Charvi: Oh my god! What happened? Are you okay?
Me: There is nothing new, the usual family issues. Adding to that, even my organisation hated me, to which, I was most loyal started hating me. I made a few mistakes, told apologies in all the ways possible. It hurts when you feel like you annoy the person who you respect you the most.
Charvi: Oh, gosh! You must be devastated! I’m so sorry. How are you now? I’m sure you hate those people now.
Me: I’m okay, I guess, and I don’t hate them to be very honest. If I know they are having problems; I will message the same way and find out if everything is okay. It is not that I’m good or bad; it is just the way I’m.
I respect those people without any tags and will continue to do so no matter what. The feelings I have for those people are not under business terms. It is under care, trust and love. That is the real efficacy of a relation.
Charvi: I wish I were not busy these days! I wish I would have talked to you. It’s okay; it is not too late.
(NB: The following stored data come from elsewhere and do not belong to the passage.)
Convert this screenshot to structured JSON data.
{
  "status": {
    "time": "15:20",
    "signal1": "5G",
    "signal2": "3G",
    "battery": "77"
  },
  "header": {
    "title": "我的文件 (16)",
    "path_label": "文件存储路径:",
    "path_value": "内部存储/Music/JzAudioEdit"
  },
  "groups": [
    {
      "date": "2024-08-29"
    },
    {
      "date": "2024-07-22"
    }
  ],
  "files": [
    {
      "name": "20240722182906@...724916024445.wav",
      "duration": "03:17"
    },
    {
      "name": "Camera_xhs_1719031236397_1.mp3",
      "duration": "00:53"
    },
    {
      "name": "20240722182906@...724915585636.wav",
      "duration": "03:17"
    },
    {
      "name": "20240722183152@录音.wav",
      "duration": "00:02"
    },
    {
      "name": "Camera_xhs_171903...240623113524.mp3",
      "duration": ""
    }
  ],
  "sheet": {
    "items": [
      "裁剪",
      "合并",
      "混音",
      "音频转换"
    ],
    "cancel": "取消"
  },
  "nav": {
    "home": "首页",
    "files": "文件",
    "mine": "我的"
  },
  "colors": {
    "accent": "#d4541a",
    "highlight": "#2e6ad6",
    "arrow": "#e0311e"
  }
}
I’m here for you.
Me: Thanks for that, I know you are always there. Everyone says people should be self-sufficient, self-dependent and stuff. But I tell people should have to be able to self-hold themselves. When there is no one to hold your hand, you must be able to hold yourself and move ahead.
On the other hand, when I expressed these th0ughts through my writings they called me I was craving attention. I’m being a drama queen on this. I didn’t know this attracted attention until I read from their shoes. I was just expressing my emotions.
Yes it hurts, and it’s depressing but, if no one is ready to be with you or left you for any reason, you must be able to love and live with you. Even if you remove all the people and relations in your life, you exist, and that is a fact. This is what I believe the real efficacy of life.